Elles ont expliqué ignorer la situation exacte de leurs soldats, plus de 2 000 au total, mais estiment que les Houthis leur ont ordonné de se rendre.
Un haut responsable militaire a précisé que les forces assiégées ont demandé aux autorités "des secours, de la nourriture et de l'eau, ainsi que la levée du siège, ce qui nécessiterait un soutien aérien".

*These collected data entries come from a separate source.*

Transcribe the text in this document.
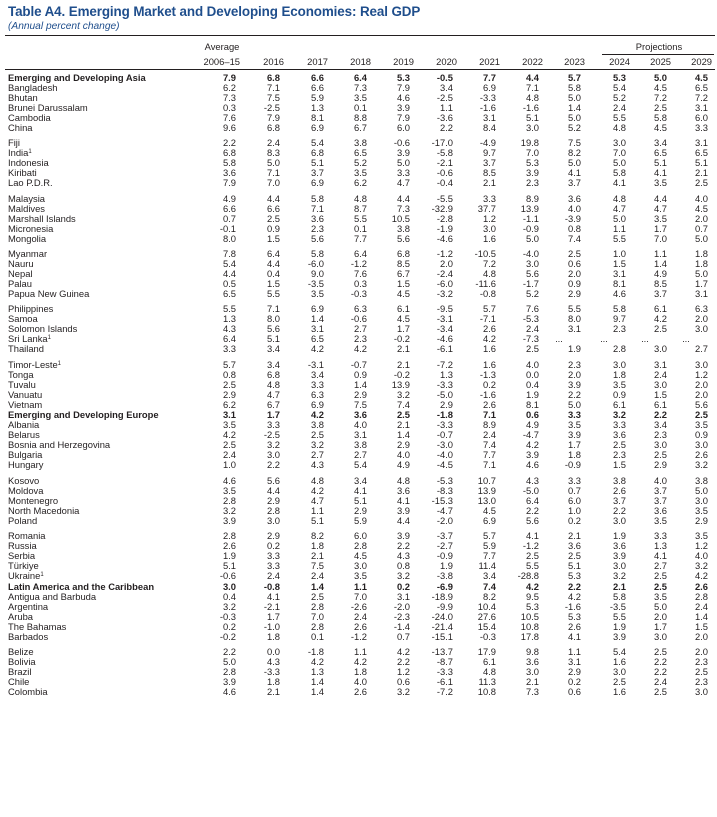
Table A4. Emerging Market and Developing Economies: Real GDP
(Annual percent change)
Average	Projections
2006–15	2016	2017	2018	2019	2020	2021	2022	2023	2024	2025	2029
Emerging and Developing Asia	7.9	6.8	6.6	6.4	5.3	-0.5	7.7	4.4	5.7	5.3	5.0	4.5
Bangladesh	6.2	7.1	6.6	7.3	7.9	3.4	6.9	7.1	5.8	5.4	4.5	6.5
Bhutan	7.3	7.5	5.9	3.5	4.6	-2.5	-3.3	4.8	5.0	5.2	7.2	7.2
Brunei Darussalam	0.3	-2.5	1.3	0.1	3.9	1.1	-1.6	-1.6	1.4	2.4	2.5	3.1
Cambodia	7.6	7.9	8.1	8.8	7.9	-3.6	3.1	5.1	5.0	5.5	5.8	6.0
China	9.6	6.8	6.9	6.7	6.0	2.2	8.4	3.0	5.2	4.8	4.5	3.3
Fiji	2.2	2.4	5.4	3.8	-0.6	-17.0	-4.9	19.8	7.5	3.0	3.4	3.1
India$^1$	6.8	8.3	6.8	6.5	3.9	-5.8	9.7	7.0	8.2	7.0	6.5	6.5
Indonesia	5.8	5.0	5.1	5.2	5.0	-2.1	3.7	5.3	5.0	5.0	5.1	5.1
Kiribati	3.6	7.1	3.7	3.5	3.3	-0.6	8.5	3.9	4.1	5.8	4.1	2.1
Lao P.D.R.	7.9	7.0	6.9	6.2	4.7	-0.4	2.1	2.3	3.7	4.1	3.5	2.5
Malaysia	4.9	4.4	5.8	4.8	4.4	-5.5	3.3	8.9	3.6	4.8	4.4	4.0
Maldives	6.6	6.6	7.1	8.7	7.3	-32.9	37.7	13.9	4.0	4.7	4.7	4.5
Marshall Islands	0.7	2.5	3.6	5.5	10.5	-2.8	1.2	-1.1	-3.9	5.0	3.5	2.0
Micronesia	-0.1	0.9	2.3	0.1	3.8	-1.9	3.0	-0.9	0.8	1.1	1.7	0.7
Mongolia	8.0	1.5	5.6	7.7	5.6	-4.6	1.6	5.0	7.4	5.5	7.0	5.0
Myanmar	7.8	6.4	5.8	6.4	6.8	-1.2	-10.5	-4.0	2.5	1.0	1.1	1.8
Nauru	5.4	4.4	-6.0	-1.2	8.5	2.0	7.2	3.0	0.6	1.5	1.4	1.8
Nepal	4.4	0.4	9.0	7.6	6.7	-2.4	4.8	5.6	2.0	3.1	4.9	5.0
Palau	0.5	1.5	-3.5	0.3	1.5	-6.0	-11.6	-1.7	0.9	8.1	8.5	1.7
Papua New Guinea	6.5	5.5	3.5	-0.3	4.5	-3.2	-0.8	5.2	2.9	4.6	3.7	3.1
Philippines	5.5	7.1	6.9	6.3	6.1	-9.5	5.7	7.6	5.5	5.8	6.1	6.3
Samoa	1.3	8.0	1.4	-0.6	4.5	-3.1	-7.1	-5.3	8.0	9.7	4.2	2.0
Solomon Islands	4.3	5.6	3.1	2.7	1.7	-3.4	2.6	2.4	3.1	2.3	2.5	3.0
Sri Lanka$^1$	6.4	5.1	6.5	2.3	-0.2	-4.6	4.2	-7.3	...	...	...	...
Thailand	3.3	3.4	4.2	4.2	2.1	-6.1	1.6	2.5	1.9	2.8	3.0	2.7
Timor-Leste$^1$	5.7	3.4	-3.1	-0.7	2.1	-7.2	1.6	4.0	2.3	3.0	3.1	3.0
Tonga	0.8	6.8	3.4	0.9	-0.2	1.3	-1.3	0.0	2.0	1.8	2.4	1.2
Tuvalu	2.5	4.8	3.3	1.4	13.9	-3.3	0.2	0.4	3.9	3.5	3.0	2.0
Vanuatu	2.9	4.7	6.3	2.9	3.2	-5.0	-1.6	1.9	2.2	0.9	1.5	2.0
Vietnam	6.2	6.7	6.9	7.5	7.4	2.9	2.6	8.1	5.0	6.1	6.1	5.6
Emerging and Developing Europe	3.1	1.7	4.2	3.6	2.5	-1.8	7.1	0.6	3.3	3.2	2.2	2.5
Albania	3.5	3.3	3.8	4.0	2.1	-3.3	8.9	4.9	3.5	3.3	3.4	3.5
Belarus	4.2	-2.5	2.5	3.1	1.4	-0.7	2.4	-4.7	3.9	3.6	2.3	0.9
Bosnia and Herzegovina	2.5	3.2	3.2	3.8	2.9	-3.0	7.4	4.2	1.7	2.5	3.0	3.0
Bulgaria	2.4	3.0	2.7	2.7	4.0	-4.0	7.7	3.9	1.8	2.3	2.5	2.6
Hungary	1.0	2.2	4.3	5.4	4.9	-4.5	7.1	4.6	-0.9	1.5	2.9	3.2
Kosovo	4.6	5.6	4.8	3.4	4.8	-5.3	10.7	4.3	3.3	3.8	4.0	3.8
Moldova	3.5	4.4	4.2	4.1	3.6	-8.3	13.9	-5.0	0.7	2.6	3.7	5.0
Montenegro	2.8	2.9	4.7	5.1	4.1	-15.3	13.0	6.4	6.0	3.7	3.7	3.0
North Macedonia	3.2	2.8	1.1	2.9	3.9	-4.7	4.5	2.2	1.0	2.2	3.6	3.5
Poland	3.9	3.0	5.1	5.9	4.4	-2.0	6.9	5.6	0.2	3.0	3.5	2.9
Romania	2.8	2.9	8.2	6.0	3.9	-3.7	5.7	4.1	2.1	1.9	3.3	3.5
Russia	2.6	0.2	1.8	2.8	2.2	-2.7	5.9	-1.2	3.6	3.6	1.3	1.2
Serbia	1.9	3.3	2.1	4.5	4.3	-0.9	7.7	2.5	2.5	3.9	4.1	4.0
Türkiye	5.1	3.3	7.5	3.0	0.8	1.9	11.4	5.5	5.1	3.0	2.7	3.2
Ukraine$^1$	-0.6	2.4	2.4	3.5	3.2	-3.8	3.4	-28.8	5.3	3.2	2.5	4.2
Latin America and the Caribbean	3.0	-0.8	1.4	1.1	0.2	-6.9	7.4	4.2	2.2	2.1	2.5	2.6
Antigua and Barbuda	0.4	4.1	2.5	7.0	3.1	-18.9	8.2	9.5	4.2	5.8	3.5	2.8
Argentina	3.2	-2.1	2.8	-2.6	-2.0	-9.9	10.4	5.3	-1.6	-3.5	5.0	2.4
Aruba	-0.3	1.7	7.0	2.4	-2.3	-24.0	27.6	10.5	5.3	5.5	2.0	1.4
The Bahamas	0.2	-1.0	2.8	2.6	-1.4	-21.4	15.4	10.8	2.6	1.9	1.7	1.5
Barbados	-0.2	1.8	0.1	-1.2	0.7	-15.1	-0.3	17.8	4.1	3.9	3.0	2.0
Belize	2.2	0.0	-1.8	1.1	4.2	-13.7	17.9	9.8	1.1	5.4	2.5	2.0
Bolivia	5.0	4.3	4.2	4.2	2.2	-8.7	6.1	3.6	3.1	1.6	2.2	2.3
Brazil	2.8	-3.3	1.3	1.8	1.2	-3.3	4.8	3.0	2.9	3.0	2.2	2.5
Chile	3.9	1.8	1.4	4.0	0.6	-6.1	11.3	2.1	0.2	2.5	2.4	2.3
Colombia	4.6	2.1	1.4	2.6	3.2	-7.2	10.8	7.3	0.6	1.6	2.5	3.0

Jeudi, les Houthis se sont emparés de la ville portuaire stratégique de Mokha aux dépens des forces gouvernementales lors d'une offensive éclair, au cours de laquelle ils ont aussi pris le contrôle de l'île de Zuqar dans le sud de la mer Rouge "après des tirs de roquettes et une attaque terrestre menée au moyen de bateaux transportant des combattants", selon des sources militaires.
Jeudi soir, plusieurs vidéos montrant les célébrations apparentes de combattants houthis à Mokha et leur saisie d'importantes quantités d'armes et d'équipements abandonnés par les forces gouvernementales sont apparues en ligne. Euronews n'a pas pu vérifier l'authenticité de ces images.
Une autre crise en vue
Les Houthis, qui contrôlaient environ un tiers du territoire yéménite avant cette offensive, ont déjà pris pour cible des navires dans ce détroit étroit qui relie l'Asie à l'Europe via la mer Rouge et le canal de Suez.

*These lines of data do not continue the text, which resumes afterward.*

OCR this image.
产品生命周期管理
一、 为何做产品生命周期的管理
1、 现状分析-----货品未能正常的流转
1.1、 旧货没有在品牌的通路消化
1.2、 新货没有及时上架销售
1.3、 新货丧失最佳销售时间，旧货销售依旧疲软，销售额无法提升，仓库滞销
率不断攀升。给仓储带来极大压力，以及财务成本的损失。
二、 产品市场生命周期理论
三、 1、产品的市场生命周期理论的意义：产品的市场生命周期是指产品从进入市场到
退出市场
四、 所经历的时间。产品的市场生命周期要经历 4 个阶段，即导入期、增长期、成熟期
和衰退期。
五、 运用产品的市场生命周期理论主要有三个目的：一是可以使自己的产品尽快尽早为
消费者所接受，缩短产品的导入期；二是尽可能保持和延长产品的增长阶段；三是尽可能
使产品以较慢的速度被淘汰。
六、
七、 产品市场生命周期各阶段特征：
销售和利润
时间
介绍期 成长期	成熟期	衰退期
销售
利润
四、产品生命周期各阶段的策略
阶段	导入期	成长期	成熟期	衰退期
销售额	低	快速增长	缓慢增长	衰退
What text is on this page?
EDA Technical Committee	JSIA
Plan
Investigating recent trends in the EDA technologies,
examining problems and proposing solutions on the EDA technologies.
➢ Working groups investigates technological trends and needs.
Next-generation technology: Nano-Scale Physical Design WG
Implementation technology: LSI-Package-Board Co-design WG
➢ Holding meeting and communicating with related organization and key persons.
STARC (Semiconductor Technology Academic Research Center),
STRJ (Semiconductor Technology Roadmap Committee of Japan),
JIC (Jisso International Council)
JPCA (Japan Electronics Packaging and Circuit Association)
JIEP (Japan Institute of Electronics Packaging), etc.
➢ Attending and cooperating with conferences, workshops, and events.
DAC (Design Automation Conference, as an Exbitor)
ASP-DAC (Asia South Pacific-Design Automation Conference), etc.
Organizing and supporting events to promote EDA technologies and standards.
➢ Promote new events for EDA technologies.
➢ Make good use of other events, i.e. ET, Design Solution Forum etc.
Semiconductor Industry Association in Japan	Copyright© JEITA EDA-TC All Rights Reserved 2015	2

Les détroits d'Ormuz et de Bab el-Mandeb concentrent plus d'un quart du commerce maritime de pétrole brut et de produits pétroliers. Près d'un tiers du trafic mondial de conteneurs transite par la seule mer Rouge.
Les Houthis auraient également consulté Téhéran cet été sur l'instauration d'un péage de passage sécurisé dans le détroit, dans ce qui apparaît comme un projet visant à mettre encore davantage sous pression les économies mondiales.
Le gouvernement yéménite reconnu par la communauté internationale a à plusieurs reprises mis en garde contre les projets des Houthis de prendre le contrôle de ce détroit, dont le nom signifie en arabe "Porte des larmes".
Pourtant, un membre du bureau politique des Houthis a tenté vendredi de rassurer la communauté internationale sur la navigation commerciale, affirmant que le groupe ne représente "aucun danger" pour les routes maritimes de la mer Rouge.
"La liberté de navigation et le commerce international dans la mer Rouge et à Bab al-Mandab sont sûrs et ordonnés", a déclaré Hazem al-Assad au média Al-Araby al-Jadeed. "Il n'y a pas lieu de s'inquiéter au niveau international, car ils ne font face à aucun danger de la part du côté yéménite."
Les Houthis ont rectifié cette déclaration en précisant que l'Arabie saoudite reste une exception.
"La navigation maritime est sûre pour toutes les compagnies, à l'exception des navires saoudiens, qui sont déjà interdits", a déclaré vendredi soir le porte-parole militaire houthi Yahya Saree.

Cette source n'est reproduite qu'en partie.